Mujer iroqués

miércoles, 30 de octubre de 2013

HIJOS DE TIRO (III) Gentes orgullosas


Al igual que en Grecia, la geografía marca el carácter. La estrecha franja costera de Siria y el Líbano, y las montañas que la limitan al este, separándola del desierto y las llanuras aluviales del Creciente Fértil, configuraron una identidad nacional dispersa, sin una autoridad central, concentrada en las ciudades que fueron surgiendo en torno a las calas susceptibles de acoger un puerto. Los fenicios, siendo muy conscientes del parentesco que unía a todas sus ciudades, nunca se sometieron de buen grado a un poder central, mucho menos a uno impuesto.

Al igual que en Grecia, por supuesto, unas ciudades ejercen más peso que otras. Pero mientras Atenas, Esparta y, posteriormente, Tebas, tratarán de imponerse por la vía de la fuerza y la conquista a sus vecinos, las ciudades-estado fenicias no intentan dominar militarmente, usando su potencial naval y sus redes comerciales para aumentar su influencia. Primero Biblos y Ugarit, luego Sidón y Tiro. Estas dos últimas, que apenas distan entre sí una treintena de kilómetros, rivalizan además por su antigüedad. Herodoto nos relata el pasmo que sintió ante la majestad del templo de Melkart en Tiro, y añade en ese punto una reflexión sorprendentemente racional, ya que tras corroborar in situ que el culto a Melkart es similar al de Hércules en Grecia, y asumiendo que la antigüedad del templo de Tiro es asombrosa (su estimación retrasaría la fundación de la ciudad al 2700 A. C), deduce a continuación que el hijo de Anfitrión no es sino uno más de los personajes que han llevado ese nombre, y desde luego no el único, ni mucho menos el primero.

Sidón domina la costa durante la primera parte de la edad del hierro, pero a la larga Tiro acaba imponiendo su influencia sobre la región. Los demás puertos simplemente asumirán la pujanza de su poderoso vecino, y aunque nunca dejarán de intentar afirmarse (sobre todo Sidón), no habrá guerras como las que asolarán el Peloponeso y quebrarán la fuerza de Atenas y Esparta.

Otra diferencia entre fenicios y griegos es la apertura de su sociedad. La imagen que nos llega es la de un pueblo asiático típico, con una monarquía de carácter divino, un sistema de templos y una religión cruel, que incluía el sacrificio de niños. Pero bajo esa fachada hay detalles muy significativos.
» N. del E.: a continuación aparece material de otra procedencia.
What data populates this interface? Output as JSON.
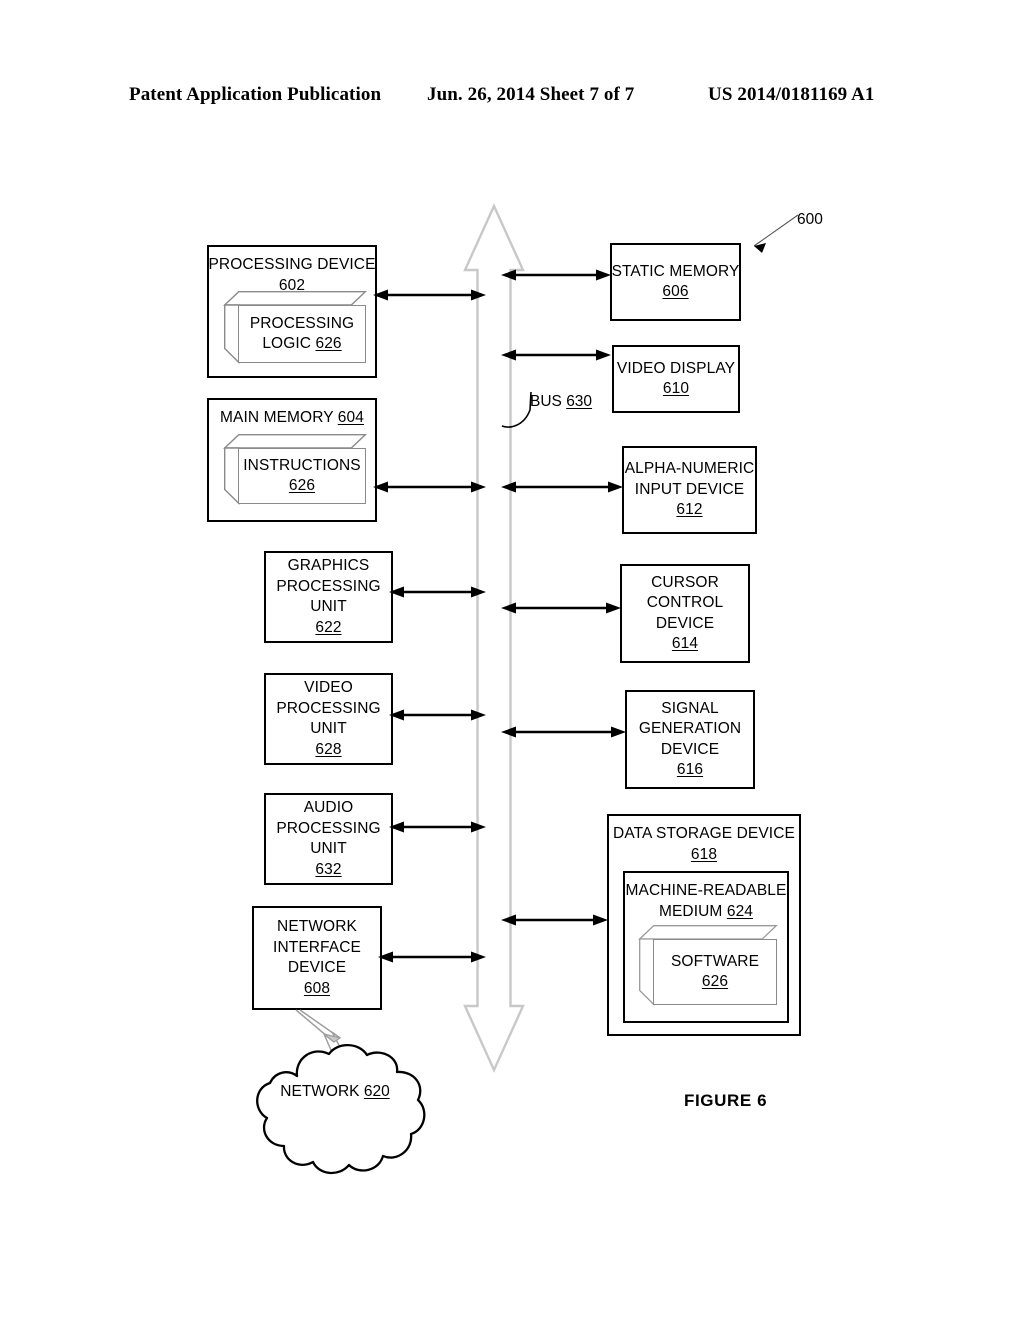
{
  "header": {
    "publication": "Patent Application Publication",
    "date_sheet": "Jun. 26, 2014  Sheet 7 of 7",
    "patent_number": "US 2014/0181169 A1"
  },
  "figure": {
    "caption": "FIGURE 6",
    "system_ref": "600"
  },
  "bus": {
    "label": "BUS",
    "number": "630"
  },
  "left_column": [
    {
      "id": "processing-device",
      "title": "PROCESSING DEVICE",
      "number": "602",
      "inner": {
        "id": "processing-logic",
        "line1": "PROCESSING",
        "line2": "LOGIC",
        "number": "626"
      }
    },
    {
      "id": "main-memory",
      "title": "MAIN MEMORY",
      "number": "604",
      "inner": {
        "id": "instructions",
        "line1": "INSTRUCTIONS",
        "number": "626"
      }
    },
    {
      "id": "graphics-processing-unit",
      "lines": [
        "GRAPHICS",
        "PROCESSING",
        "UNIT"
      ],
      "number": "622"
    },
    {
      "id": "video-processing-unit",
      "lines": [
        "VIDEO",
        "PROCESSING",
        "UNIT"
      ],
      "number": "628"
    },
    {
      "id": "audio-processing-unit",
      "lines": [
        "AUDIO",
        "PROCESSING",
        "UNIT"
      ],
      "number": "632"
    },
    {
      "id": "network-interface-device",
      "lines": [
        "NETWORK",
        "INTERFACE",
        "DEVICE"
      ],
      "number": "608"
    }
  ],
  "right_column": [
    {
      "id": "static-memory",
      "lines": [
        "STATIC MEMORY"
      ],
      "number": "606"
    },
    {
      "id": "video-display",
      "lines": [
        "VIDEO DISPLAY"
      ],
      "number": "610"
    },
    {
      "id": "alpha-numeric-input-device",
      "lines": [
        "ALPHA-NUMERIC",
        "INPUT DEVICE"
      ],
      "number": "612"
    },
    {
      "id": "cursor-control-device",
      "lines": [
        "CURSOR",
        "CONTROL",
        "DEVICE"
      ],
      "number": "614"
    },
    {
      "id": "signal-generation-device",
      "lines": [
        "SIGNAL",
        "GENERATION",
        "DEVICE"
      ],
      "number": "616"
    }
  ],
  "data_storage": {
    "title": "DATA STORAGE DEVICE",
    "number": "618",
    "medium": {
      "line1": "MACHINE-READABLE",
      "line2": "MEDIUM",
      "number": "624"
    },
    "software": {
      "label": "SOFTWARE",
      "number": "626"
    }
  },
  "network": {
    "label": "NETWORK",
    "number": "620"
  }
}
Las familias de navegantes van ganando importancia a medida que crece la dependencia exterior de los fenicios. Al principio el comercio se organiza desde el Palacio, pero tras las invasiones de los Pueblos del Mar el poder y prestigio de los reyes quedará menoscabado. Con apoyo de los sacerdotes (en particular de los de Melkart) y en unión de las corporaciones de artesanos, convertidas a partir del S. VIII en una verdadera clase media, se forman asambleas de notables que arrinconan a la aristocracia tradicional y lograrán el control de las ciudades a través de magistrados civiles (sufetes). Esta organización social pasará a las colonias y en algunas de ellas evolucionará a un sistema de tipo senatorial.

La propia sociedad es bastante abierta. Lógico, ya que, dependiendo para su existencia de artesanos y marinos, la iniciativa, el esfuerzo y la dedicación están bien vistos (al contrario que en Grecia, donde el trabajo con las manos es visto desprecio). Incluso los esclavos gozan de ciertos derechos, como el de fundar una familia.

Quizás lo más sorprendente sea el papel de la mujer. Los semitas son rígidamente patriarcales, pero aquí las mujeres gestionan el hogar durante los largos viajes de los marinos. Así, tienen derecho a heredar y a establecer sus propios negocios. Las reinas actúan como regentes y, de acuerdo a la tradición, Cartago será fundada por una mujer, Elisa, regente de Tiro obligada a exiliarse al ascender al trono su hermano.

El resultado de todas estas peculiaridades es la formación de una extraña sociedad relativamente igualitaria, incluso en los momentos más siniestros. Porque el culto de Baal y Melkart (sobre todo el primero) exige vidas humanas. Vidas de niños. Y las familias nobles, llegado el día, entregan a las llamas a sus primogénitos al igual que la del artesano o el esclavo. 

Una vida dura forjará un pueblo aún más duro, orgulloso y celoso de su libertad. Un pueblo que no va a avenirse bien con nadie que quiera someterles.